Painful Distance

51 6 0
                                    

Leonard sengaja mengosongkan jadwalnya hari itu saat tahu istri dan ibunya akan pergi.

Dia sudah memikirkannya dengan baik, untuk memisahkan Vivianne dan Jeanette. Delusi memaksanya untuk memperlakukan bunga tidur yang Milly berikan, sebagai permintaan terakhir dari wanita yang ia cintai.

Pikirnya, suatu saat nanti Vivianne juga akan memiliki anaknya sendiri dan mengabaikan Jeanette. Jadi tidak ada yang salah dengan keputusannya. Hanya saja Leonard ingin membesarkan Jeanette tanpa pengaruh Vivianne, lebih cepat dari yang seharusnya.

Aku melakukan keputusan yang tepat. Berkali-kali Leonard meyakinkan dirinya sendiri di setiap langkahnya menuju kamar Jeanette.

Leonard berdiri di depan kamar putrinya. Ia jarang mengunjungi anak itu dan sekarang ia datang untuk mengatakan sesuatu yang tak menyenangkan.

“Duke? Selamat pagi.” Bessie membuka pintu sebelum Leonard sempat mengetuknya.  “Ayah?” Jeanette mengintip dari balik pengasuhnya, bingung dengan kedatangan ayahnya yang tak biasa.

“Aku ingin berbicara dengan Jeanette.”

Bessie kebingungan, tapi ia  tak punya hak untuk mempertanyakan perintah tuannya. Pengasuh itu menoleh menatap Jeanette, berharap dalam hati agar nona kecilnya tak mendapat masalah.

Bessie memberi jalan untuk Leonard masuk lalu menutup pintu kamar Jeanette sebelum meninggalkan keduanya.

Berdua dengan Jeanette membuat leher Leonard terasa kaku. Ia memang sudah yakin dengan keputusannya, namun ia belum mempersiapkan kata-kata untuk disampaikan.

Leonard mengambil langkah lambat untuk duduk di sofa yang ada di kamar anak itu. Matanya menelusuri kamar anak perempuannya, berharap menemukan apa yang akan ia ucapkan.

Pria itu tak sadar kalau diamnya membuat Jeanette gelisah. Anak itu berdiri diam di tempat, cemas menatap ayahnya.

“Apa kamu menghabiskan semua waktu luangmu dengan putri?” tanya Leonard. Pria itu menuntut jawaban yang serius dari Jeanette. Ia mengabaikan kenyataan bahwa usia Jeanette baru genap lima tahun belum lama ini.

“Ya, tapi aku tidak mengganggunya. Putri bilang aku boleh main dengannya kalau dia punya waktu.”

“Pernahkah dia tidak punya waktu untukmu?” Tatapan Leonard kini tertuju lurus menatap mata Jeanette, membuat kepala anak itu menunduk cepat untuk menghindar.

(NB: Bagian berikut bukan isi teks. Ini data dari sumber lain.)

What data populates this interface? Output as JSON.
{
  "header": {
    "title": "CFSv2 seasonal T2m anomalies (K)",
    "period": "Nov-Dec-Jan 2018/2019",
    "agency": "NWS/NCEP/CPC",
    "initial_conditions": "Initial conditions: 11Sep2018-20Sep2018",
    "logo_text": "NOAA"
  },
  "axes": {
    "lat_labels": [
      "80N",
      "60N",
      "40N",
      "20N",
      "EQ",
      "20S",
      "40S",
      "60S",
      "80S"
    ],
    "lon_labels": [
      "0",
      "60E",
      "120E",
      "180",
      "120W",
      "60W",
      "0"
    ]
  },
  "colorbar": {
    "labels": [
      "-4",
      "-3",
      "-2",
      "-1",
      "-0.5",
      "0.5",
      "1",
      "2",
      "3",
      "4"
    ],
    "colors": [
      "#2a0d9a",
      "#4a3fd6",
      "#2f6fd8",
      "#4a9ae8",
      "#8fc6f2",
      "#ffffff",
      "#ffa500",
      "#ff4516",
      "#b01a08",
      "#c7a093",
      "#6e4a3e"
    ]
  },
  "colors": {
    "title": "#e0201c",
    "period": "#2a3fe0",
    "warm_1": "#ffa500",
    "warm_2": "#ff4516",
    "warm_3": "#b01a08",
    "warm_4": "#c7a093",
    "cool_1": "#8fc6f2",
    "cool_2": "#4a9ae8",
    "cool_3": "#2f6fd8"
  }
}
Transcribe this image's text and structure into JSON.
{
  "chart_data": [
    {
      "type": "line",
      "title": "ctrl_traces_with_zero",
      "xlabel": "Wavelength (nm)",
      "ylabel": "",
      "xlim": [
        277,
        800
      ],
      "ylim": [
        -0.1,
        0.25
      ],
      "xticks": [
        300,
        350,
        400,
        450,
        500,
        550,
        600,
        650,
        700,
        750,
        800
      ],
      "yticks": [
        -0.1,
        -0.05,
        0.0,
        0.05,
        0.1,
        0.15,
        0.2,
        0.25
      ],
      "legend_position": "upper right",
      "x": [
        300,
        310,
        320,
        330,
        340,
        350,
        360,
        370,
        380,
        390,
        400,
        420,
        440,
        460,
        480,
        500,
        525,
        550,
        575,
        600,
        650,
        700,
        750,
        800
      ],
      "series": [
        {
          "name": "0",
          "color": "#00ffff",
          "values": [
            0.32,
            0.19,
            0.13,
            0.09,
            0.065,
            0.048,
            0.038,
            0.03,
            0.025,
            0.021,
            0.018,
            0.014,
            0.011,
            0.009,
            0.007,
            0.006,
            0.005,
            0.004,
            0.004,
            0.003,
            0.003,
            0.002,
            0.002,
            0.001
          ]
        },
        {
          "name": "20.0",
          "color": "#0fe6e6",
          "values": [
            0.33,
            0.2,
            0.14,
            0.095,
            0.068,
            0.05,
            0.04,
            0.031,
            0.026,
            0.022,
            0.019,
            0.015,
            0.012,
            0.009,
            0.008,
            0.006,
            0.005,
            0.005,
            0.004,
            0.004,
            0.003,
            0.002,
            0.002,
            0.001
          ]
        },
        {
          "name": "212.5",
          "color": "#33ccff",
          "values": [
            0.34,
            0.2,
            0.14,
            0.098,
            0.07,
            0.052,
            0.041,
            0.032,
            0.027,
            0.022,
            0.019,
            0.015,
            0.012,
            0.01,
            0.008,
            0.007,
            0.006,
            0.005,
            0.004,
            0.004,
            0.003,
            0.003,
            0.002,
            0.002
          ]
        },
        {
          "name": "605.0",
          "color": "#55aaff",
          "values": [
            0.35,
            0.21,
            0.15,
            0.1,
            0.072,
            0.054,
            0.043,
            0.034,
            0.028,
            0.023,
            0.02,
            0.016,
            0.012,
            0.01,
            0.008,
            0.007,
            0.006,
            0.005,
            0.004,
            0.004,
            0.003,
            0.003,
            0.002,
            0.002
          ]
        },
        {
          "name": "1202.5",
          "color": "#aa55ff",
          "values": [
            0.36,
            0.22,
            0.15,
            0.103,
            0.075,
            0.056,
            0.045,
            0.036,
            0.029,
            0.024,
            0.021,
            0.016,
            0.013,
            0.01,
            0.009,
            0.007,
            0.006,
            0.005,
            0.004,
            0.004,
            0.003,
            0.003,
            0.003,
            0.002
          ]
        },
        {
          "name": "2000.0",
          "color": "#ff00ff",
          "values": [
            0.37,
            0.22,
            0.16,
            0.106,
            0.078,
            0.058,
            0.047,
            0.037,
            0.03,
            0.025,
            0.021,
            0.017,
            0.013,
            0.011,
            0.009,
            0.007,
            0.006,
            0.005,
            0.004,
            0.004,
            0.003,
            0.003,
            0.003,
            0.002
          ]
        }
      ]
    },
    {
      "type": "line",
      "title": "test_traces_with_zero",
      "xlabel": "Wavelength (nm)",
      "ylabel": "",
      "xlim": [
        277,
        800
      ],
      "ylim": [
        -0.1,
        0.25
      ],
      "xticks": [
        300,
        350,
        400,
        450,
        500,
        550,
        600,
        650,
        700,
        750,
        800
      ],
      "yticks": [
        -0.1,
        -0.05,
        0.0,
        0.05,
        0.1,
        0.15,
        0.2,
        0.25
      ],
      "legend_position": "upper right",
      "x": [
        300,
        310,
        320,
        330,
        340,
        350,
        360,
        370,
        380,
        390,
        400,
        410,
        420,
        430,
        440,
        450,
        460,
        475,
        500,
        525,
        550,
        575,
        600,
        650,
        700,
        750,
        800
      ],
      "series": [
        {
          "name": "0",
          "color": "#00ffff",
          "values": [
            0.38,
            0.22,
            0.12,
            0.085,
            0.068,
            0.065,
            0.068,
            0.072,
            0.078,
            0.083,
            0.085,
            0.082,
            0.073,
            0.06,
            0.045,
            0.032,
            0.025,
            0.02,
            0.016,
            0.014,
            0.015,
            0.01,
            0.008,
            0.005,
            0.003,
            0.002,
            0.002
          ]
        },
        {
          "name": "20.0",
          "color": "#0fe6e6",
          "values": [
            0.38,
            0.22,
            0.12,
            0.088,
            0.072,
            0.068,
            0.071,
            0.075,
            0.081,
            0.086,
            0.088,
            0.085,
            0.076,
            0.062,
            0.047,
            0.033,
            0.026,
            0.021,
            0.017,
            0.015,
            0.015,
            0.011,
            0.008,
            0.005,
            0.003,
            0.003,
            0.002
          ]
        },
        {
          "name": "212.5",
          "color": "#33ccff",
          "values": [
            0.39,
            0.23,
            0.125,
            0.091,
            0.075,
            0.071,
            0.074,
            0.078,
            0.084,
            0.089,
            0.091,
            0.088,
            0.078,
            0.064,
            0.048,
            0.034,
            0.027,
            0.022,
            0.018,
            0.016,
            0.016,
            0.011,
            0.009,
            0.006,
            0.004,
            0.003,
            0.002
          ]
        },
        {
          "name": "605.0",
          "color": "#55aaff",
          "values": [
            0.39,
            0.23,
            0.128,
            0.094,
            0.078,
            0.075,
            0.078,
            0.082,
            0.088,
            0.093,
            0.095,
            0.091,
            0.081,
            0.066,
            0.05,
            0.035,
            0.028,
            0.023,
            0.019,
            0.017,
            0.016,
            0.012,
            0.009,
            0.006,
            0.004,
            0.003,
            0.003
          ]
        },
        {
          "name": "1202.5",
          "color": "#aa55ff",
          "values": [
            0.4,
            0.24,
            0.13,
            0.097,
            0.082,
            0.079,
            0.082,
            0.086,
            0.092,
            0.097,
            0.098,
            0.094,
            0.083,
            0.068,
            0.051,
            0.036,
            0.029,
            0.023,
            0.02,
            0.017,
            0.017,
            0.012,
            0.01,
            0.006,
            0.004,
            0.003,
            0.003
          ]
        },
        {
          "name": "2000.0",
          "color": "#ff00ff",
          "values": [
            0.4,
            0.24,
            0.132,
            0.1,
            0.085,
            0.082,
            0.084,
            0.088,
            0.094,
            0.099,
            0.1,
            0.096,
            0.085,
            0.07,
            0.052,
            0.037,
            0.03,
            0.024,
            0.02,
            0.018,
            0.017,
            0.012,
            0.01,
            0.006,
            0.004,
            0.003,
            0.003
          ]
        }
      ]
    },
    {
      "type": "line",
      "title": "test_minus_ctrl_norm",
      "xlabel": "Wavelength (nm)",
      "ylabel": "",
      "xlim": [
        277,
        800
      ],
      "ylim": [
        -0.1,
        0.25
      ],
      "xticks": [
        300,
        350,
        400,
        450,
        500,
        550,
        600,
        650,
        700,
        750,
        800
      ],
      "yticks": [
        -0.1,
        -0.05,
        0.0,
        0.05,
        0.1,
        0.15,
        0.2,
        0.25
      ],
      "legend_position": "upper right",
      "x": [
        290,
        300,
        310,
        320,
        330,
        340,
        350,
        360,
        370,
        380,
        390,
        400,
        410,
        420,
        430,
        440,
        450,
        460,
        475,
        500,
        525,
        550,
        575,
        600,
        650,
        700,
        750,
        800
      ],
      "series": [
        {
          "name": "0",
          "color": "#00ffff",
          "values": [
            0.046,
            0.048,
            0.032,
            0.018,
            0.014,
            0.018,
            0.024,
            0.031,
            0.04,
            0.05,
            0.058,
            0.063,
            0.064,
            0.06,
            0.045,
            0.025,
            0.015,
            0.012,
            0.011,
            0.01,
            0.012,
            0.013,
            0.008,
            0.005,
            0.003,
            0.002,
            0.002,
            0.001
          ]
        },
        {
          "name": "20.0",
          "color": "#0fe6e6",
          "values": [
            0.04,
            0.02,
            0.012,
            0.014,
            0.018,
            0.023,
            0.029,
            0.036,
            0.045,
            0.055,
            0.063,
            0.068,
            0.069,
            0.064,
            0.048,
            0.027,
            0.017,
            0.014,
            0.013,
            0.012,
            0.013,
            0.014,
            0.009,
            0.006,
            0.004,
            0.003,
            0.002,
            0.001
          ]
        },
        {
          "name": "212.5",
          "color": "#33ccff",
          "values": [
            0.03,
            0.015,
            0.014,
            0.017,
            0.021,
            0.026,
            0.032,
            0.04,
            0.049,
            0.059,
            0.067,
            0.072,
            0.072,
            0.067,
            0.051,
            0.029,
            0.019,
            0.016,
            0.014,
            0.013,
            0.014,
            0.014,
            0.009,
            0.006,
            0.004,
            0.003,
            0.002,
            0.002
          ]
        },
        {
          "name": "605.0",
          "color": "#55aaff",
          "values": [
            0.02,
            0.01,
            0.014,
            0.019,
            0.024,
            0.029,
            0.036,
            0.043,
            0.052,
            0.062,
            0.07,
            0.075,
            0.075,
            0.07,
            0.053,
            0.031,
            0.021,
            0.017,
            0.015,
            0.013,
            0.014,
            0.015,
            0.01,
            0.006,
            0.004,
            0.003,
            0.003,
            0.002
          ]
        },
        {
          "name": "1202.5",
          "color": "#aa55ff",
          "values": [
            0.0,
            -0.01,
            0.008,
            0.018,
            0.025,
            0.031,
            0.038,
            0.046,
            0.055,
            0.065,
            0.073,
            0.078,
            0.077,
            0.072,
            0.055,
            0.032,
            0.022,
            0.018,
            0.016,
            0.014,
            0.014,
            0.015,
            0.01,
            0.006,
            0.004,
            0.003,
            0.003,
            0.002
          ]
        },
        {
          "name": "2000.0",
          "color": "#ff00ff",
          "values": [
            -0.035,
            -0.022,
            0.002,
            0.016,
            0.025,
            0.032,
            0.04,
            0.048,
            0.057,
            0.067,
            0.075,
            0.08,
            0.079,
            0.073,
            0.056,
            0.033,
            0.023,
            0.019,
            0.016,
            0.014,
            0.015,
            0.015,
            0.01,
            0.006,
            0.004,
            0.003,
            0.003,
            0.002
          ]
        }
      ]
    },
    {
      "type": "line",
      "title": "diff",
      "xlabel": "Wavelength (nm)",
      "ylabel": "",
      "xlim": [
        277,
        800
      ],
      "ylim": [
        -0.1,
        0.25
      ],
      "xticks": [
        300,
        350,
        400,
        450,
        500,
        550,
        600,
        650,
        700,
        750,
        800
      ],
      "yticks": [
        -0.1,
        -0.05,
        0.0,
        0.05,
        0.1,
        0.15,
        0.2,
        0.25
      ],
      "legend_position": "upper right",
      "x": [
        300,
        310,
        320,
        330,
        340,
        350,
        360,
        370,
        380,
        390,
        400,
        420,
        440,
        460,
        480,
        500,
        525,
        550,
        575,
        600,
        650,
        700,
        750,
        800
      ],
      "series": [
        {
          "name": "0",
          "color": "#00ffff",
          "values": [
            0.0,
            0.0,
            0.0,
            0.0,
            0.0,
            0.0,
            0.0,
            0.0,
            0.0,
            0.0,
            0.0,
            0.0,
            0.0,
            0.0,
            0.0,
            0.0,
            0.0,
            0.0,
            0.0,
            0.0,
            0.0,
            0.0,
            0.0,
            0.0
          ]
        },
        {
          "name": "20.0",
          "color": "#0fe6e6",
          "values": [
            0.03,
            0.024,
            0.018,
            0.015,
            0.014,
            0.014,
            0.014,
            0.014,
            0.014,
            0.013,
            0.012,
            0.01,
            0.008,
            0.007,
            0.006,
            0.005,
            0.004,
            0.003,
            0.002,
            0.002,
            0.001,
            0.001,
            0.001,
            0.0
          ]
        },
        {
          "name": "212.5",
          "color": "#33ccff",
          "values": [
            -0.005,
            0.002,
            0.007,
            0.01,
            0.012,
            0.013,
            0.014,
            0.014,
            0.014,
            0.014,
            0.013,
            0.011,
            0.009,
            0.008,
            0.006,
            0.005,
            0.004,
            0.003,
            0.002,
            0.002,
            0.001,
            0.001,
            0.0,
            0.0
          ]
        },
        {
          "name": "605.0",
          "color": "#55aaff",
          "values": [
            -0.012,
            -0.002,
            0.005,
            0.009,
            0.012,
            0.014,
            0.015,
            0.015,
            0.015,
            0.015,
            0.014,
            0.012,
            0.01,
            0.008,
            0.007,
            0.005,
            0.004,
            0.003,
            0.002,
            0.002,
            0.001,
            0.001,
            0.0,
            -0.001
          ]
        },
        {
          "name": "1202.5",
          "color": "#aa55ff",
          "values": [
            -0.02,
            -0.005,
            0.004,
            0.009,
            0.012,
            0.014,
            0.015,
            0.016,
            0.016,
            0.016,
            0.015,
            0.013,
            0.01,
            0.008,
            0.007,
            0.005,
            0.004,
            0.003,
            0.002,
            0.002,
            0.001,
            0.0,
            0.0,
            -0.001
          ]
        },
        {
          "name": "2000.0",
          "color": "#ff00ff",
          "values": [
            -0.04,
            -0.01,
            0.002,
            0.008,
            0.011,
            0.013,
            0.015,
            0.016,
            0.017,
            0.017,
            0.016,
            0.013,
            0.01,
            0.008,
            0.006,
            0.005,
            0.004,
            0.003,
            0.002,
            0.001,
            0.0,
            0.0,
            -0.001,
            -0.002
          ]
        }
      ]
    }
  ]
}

Pertanyaan terakhirnya tak mendapatkan jawaban dan Leonard menghela napasnya. Tidak ada gunanya basa-basi. Leonard ingin bicara terus terang dan Jeanette harus memahaminya.

“Kamu tidak boleh main dengan put-” ucap Leonard tak tuntas karena Jeanette memotongnya cepat. “Kenapa?” Jeanette bertanya tak terima.

“Karena dia bukan temanmu.” Berat untuknya merusak kesenangan Jeanette. Di saat yang sama logikanya menemukan begitu banyak alasan untuk mendukung keputusannya.

“Putri bukan temanmu, dia istri ayah. Dia tidak tinggal di sini untuk selalu bermain dengan kamu,” jelas Leonard tegas. Ia ingin Jeanette tahu bahwa pendapatnya tak akan berubah.

“Tapi paman bilang-” kali ini Leonard yang memotong ucapan anak itu. “Siapa yang kamu panggil paman itu? Siapa dia, sampai kamu berani membantah ucapan ayah?” Leonard mencecar Jeanette, memaksa anak itu menelan balasan yang mungkin sudah ada diujung lidahnya.

Jeanette hampir menangis. Bagaimana bisa dia tidak berteman dengan putri? Dia paling bahagia saat bersama putri.

“Putri adalah orang asing di sini. Dia harus berbuat baik agar terbiasa, itu sudah tugasnya. Kelak dia akan punya anaknya sendiri dan apa yang akan kamu lakukan?”